Transnationale Perspektive und Praxis
Unter dem Punkt ‚solidarisch und organisiert kämpfen‘ kommt dann auch die transnationale Perspektive ins Spiel. Es gelte, „die nationale Beschränktheit unseres politischen Handelns hinterfragen und überschreiten. […] Insbesondere wollen wir uns zu Aufständen und revolutionären Projekten wie den Selbstverwaltungsstrukturen in Nord- und Ostsyrien/Rojava und den zapatistischen Gebieten in ein eigenes Verhältnis setzen.“ Generell will man den eurozentristischen Blickwinkel überwinden. Beim Vorhaben der Entwicklung einer transnationalen Praxis nimmt sich die iL dann auch vor, „engere Verbindungen mit denjenigen knüpfen, die sich die gleichen Fragen wie wir stellen und ein ähnliches Politikverständnis haben“. Explizit will man „die Lern- und Austauschprozesse mit unseren Genoss*innen der kurdischen Befreiungsbewegung, die bereits transnational agiert, verstetigen und intensivieren“.
Kooperation mit der kurdischen Bewegung
Tatsächlich war in der Geschichte der iL der Austausch und die Kooperation mit der kurdischen Bewegung schon einmal intensiver. Da gab es zum Beispiel als weithin sichtbaren Ausdruck die riesige PKK-Flagge getragen vom iL-Block anlässlich der G20-Demonstration in Hamburg oder den Geburtstagsgruß zum 40-jährigen Bestehen der PKK.
Eine Annäherung beider Bewegungen (iL und PKK) in dieser dunkler werdenden Zeit wäre ganz sicher zum gegenseitigen Vorteil. Am Ende ihres Grundsatzpapiers unter dem Punkt „Genoss*innenschaft leben“ werden Stichworte genannt, die auch in der kurdischen Freiheitsbewegung eine zentrale Rolle spielen: Kritik und Selbstkritik, Kultur der Ernsthaftigkeit, (Selbst-)Disziplin, Kritik der (toxischen) Männlichkeit … Die iL nimmt sich vor, eine linke Infrastruktur aufzubauen und „Orte der Solidarität“ zu schaffen.
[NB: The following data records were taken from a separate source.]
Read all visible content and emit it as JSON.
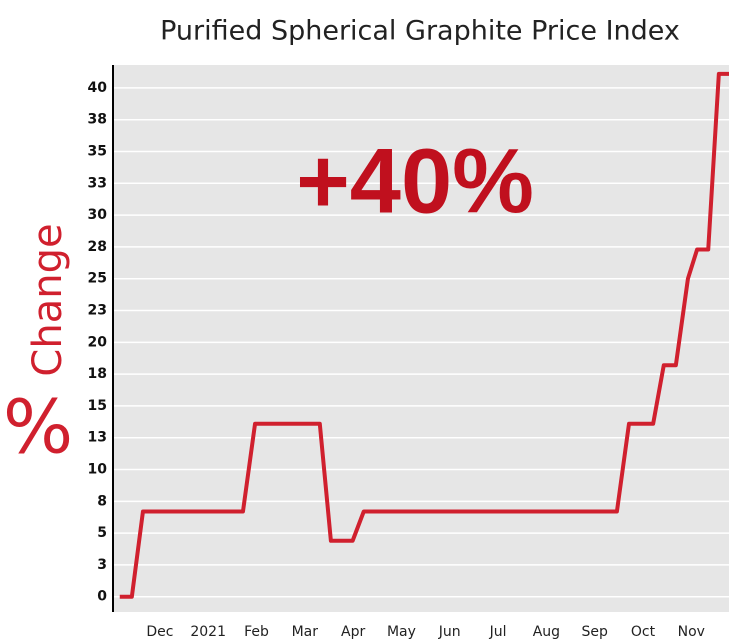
{
  "chart_data": {
    "type": "line",
    "title": "Purified Spherical Graphite Price Index",
    "ylabel_prefix": "%",
    "ylabel": "Change",
    "annotation": "+40%",
    "xlim": [
      -0.97,
      11.78
    ],
    "xticks": [
      {
        "value": 0,
        "label": "Dec"
      },
      {
        "value": 1,
        "label": "2021"
      },
      {
        "value": 2,
        "label": "Feb"
      },
      {
        "value": 3,
        "label": "Mar"
      },
      {
        "value": 4,
        "label": "Apr"
      },
      {
        "value": 5,
        "label": "May"
      },
      {
        "value": 6,
        "label": "Jun"
      },
      {
        "value": 7,
        "label": "Jul"
      },
      {
        "value": 8,
        "label": "Aug"
      },
      {
        "value": 9,
        "label": "Sep"
      },
      {
        "value": 10,
        "label": "Oct"
      },
      {
        "value": 11,
        "label": "Nov"
      }
    ],
    "ylim": [
      -1.2,
      41.8
    ],
    "yticks": [
      0,
      {
        "value": 2.5,
        "label": "3"
      },
      5,
      {
        "value": 7.5,
        "label": "8"
      },
      10,
      {
        "value": 12.5,
        "label": "13"
      },
      15,
      {
        "value": 17.5,
        "label": "18"
      },
      20,
      {
        "value": 22.5,
        "label": "23"
      },
      25,
      {
        "value": 27.5,
        "label": "28"
      },
      30,
      {
        "value": 32.5,
        "label": "33"
      },
      35,
      {
        "value": 37.5,
        "label": "38"
      },
      40
    ],
    "grid": true,
    "series": [
      {
        "color": "#d0202e",
        "x": [
          -0.83,
          -0.58,
          -0.35,
          1.72,
          1.97,
          3.31,
          3.54,
          3.99,
          4.22,
          9.46,
          9.71,
          10.21,
          10.43,
          10.68,
          10.93,
          11.12,
          11.35,
          11.57,
          11.78
        ],
        "values": [
          0,
          0,
          6.7,
          6.7,
          13.6,
          13.6,
          4.4,
          4.4,
          6.7,
          6.7,
          13.6,
          13.6,
          18.2,
          18.2,
          25.0,
          27.3,
          27.3,
          41.1,
          41.1
        ]
      }
    ]
  }
}
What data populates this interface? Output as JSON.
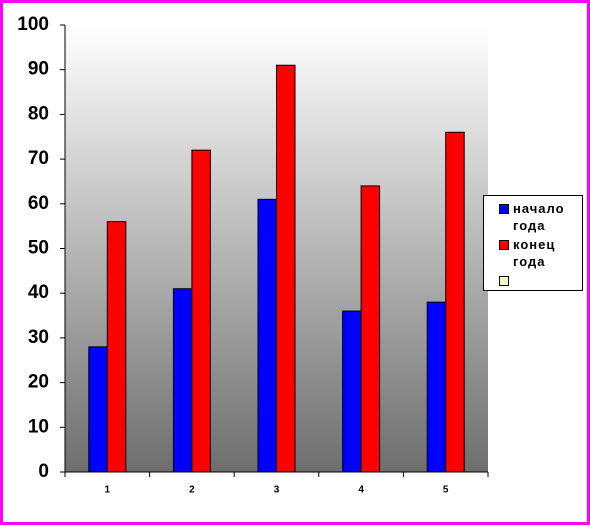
{
  "chart_data": {
    "type": "bar",
    "categories": [
      "1",
      "2",
      "3",
      "4",
      "5"
    ],
    "series": [
      {
        "name": "начало года",
        "color": "#0000ff",
        "values": [
          28,
          41,
          61,
          36,
          38
        ]
      },
      {
        "name": "конец года",
        "color": "#ff0000",
        "values": [
          56,
          72,
          91,
          64,
          76
        ]
      }
    ],
    "ylim": [
      0,
      100
    ],
    "yticks": [
      0,
      10,
      20,
      30,
      40,
      50,
      60,
      70,
      80,
      90,
      100
    ],
    "legend": "right"
  }
}
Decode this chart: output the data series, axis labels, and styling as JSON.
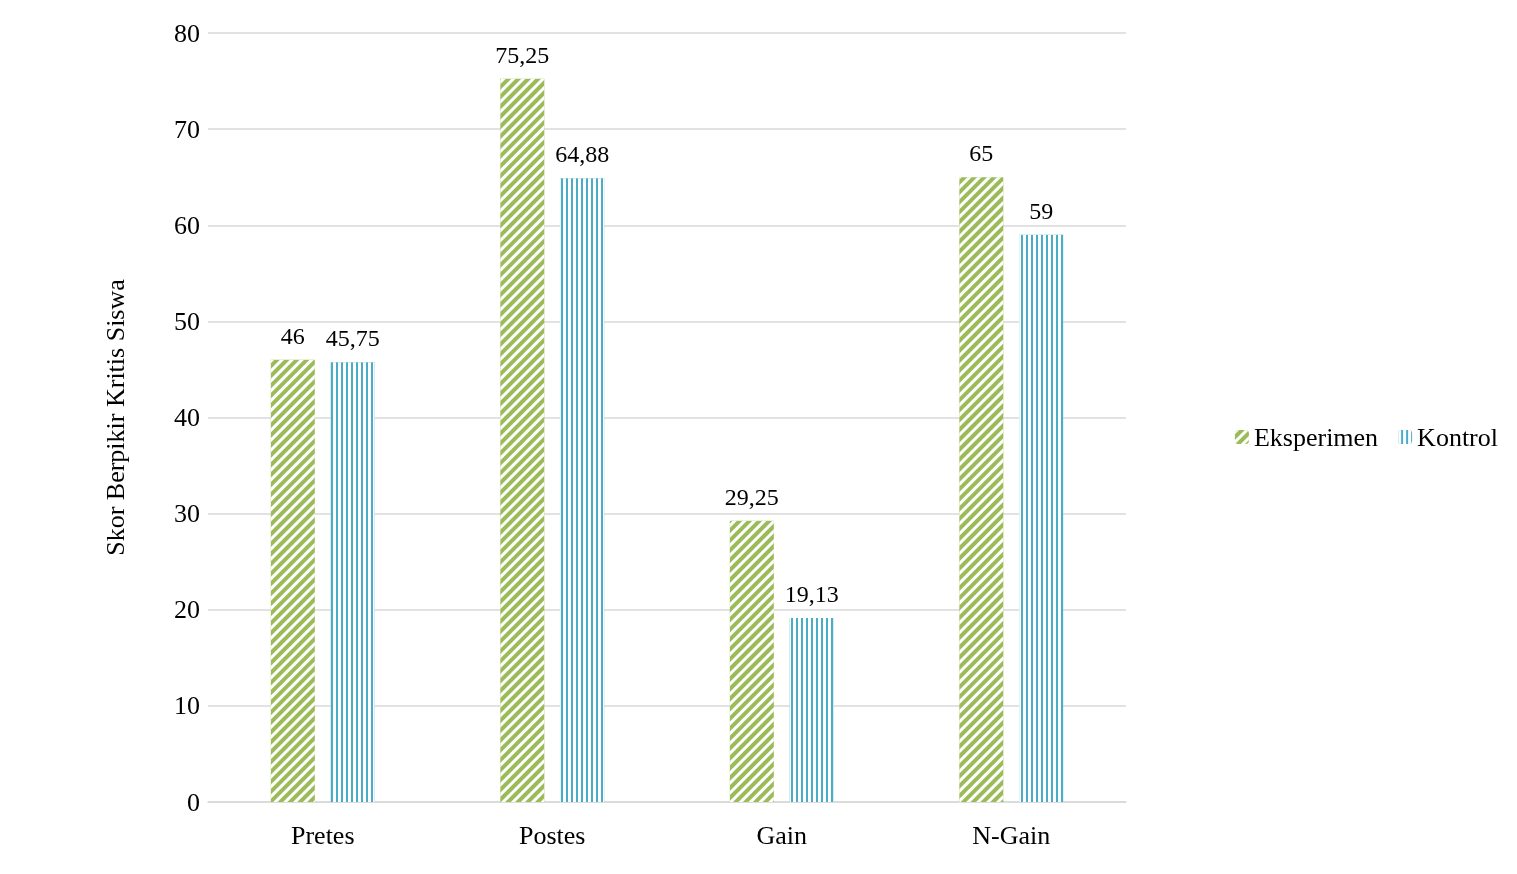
{
  "chart_data": {
    "type": "bar",
    "ylabel": "Skor Berpikir Kritis Siswa",
    "categories": [
      "Pretes",
      "Postes",
      "Gain",
      "N-Gain"
    ],
    "series": [
      {
        "name": "Eksperimen",
        "color": "#9bbb59",
        "values": [
          46,
          75.25,
          29.25,
          65
        ],
        "value_labels": [
          "46",
          "75,25",
          "29,25",
          "65"
        ]
      },
      {
        "name": "Kontrol",
        "color": "#4bacc6",
        "values": [
          45.75,
          64.88,
          19.13,
          59
        ],
        "value_labels": [
          "45,75",
          "64,88",
          "19,13",
          "59"
        ]
      }
    ],
    "ylim": [
      0,
      80
    ],
    "yticks": [
      0,
      10,
      20,
      30,
      40,
      50,
      60,
      70,
      80
    ],
    "grid": "y",
    "legend": "right"
  }
}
Ein erster Schritt könnte sein, die Orte der kurdischen Bewegung aufzusuchen, um sich auszutauschen, voneinander zu lernen und die gegenseitigen Vorurteile und Momente der kulturellen Fremdheit zu überwinden.
Einladung zu Kritik und Debatte
In ihrer Pressemitteilung lädt die iL dazu ein, Zweifel, Lob, Weiterdenken und Kritik zum neuen Grundsatzpapier an ihre Mailadresse [email protected] zu schicken. Außerdem empfohlen wird der Debattenblog, auf dem Beiträge und durchaus kontroverse Debatten zu verschiedenen Themen veröffentlicht werden.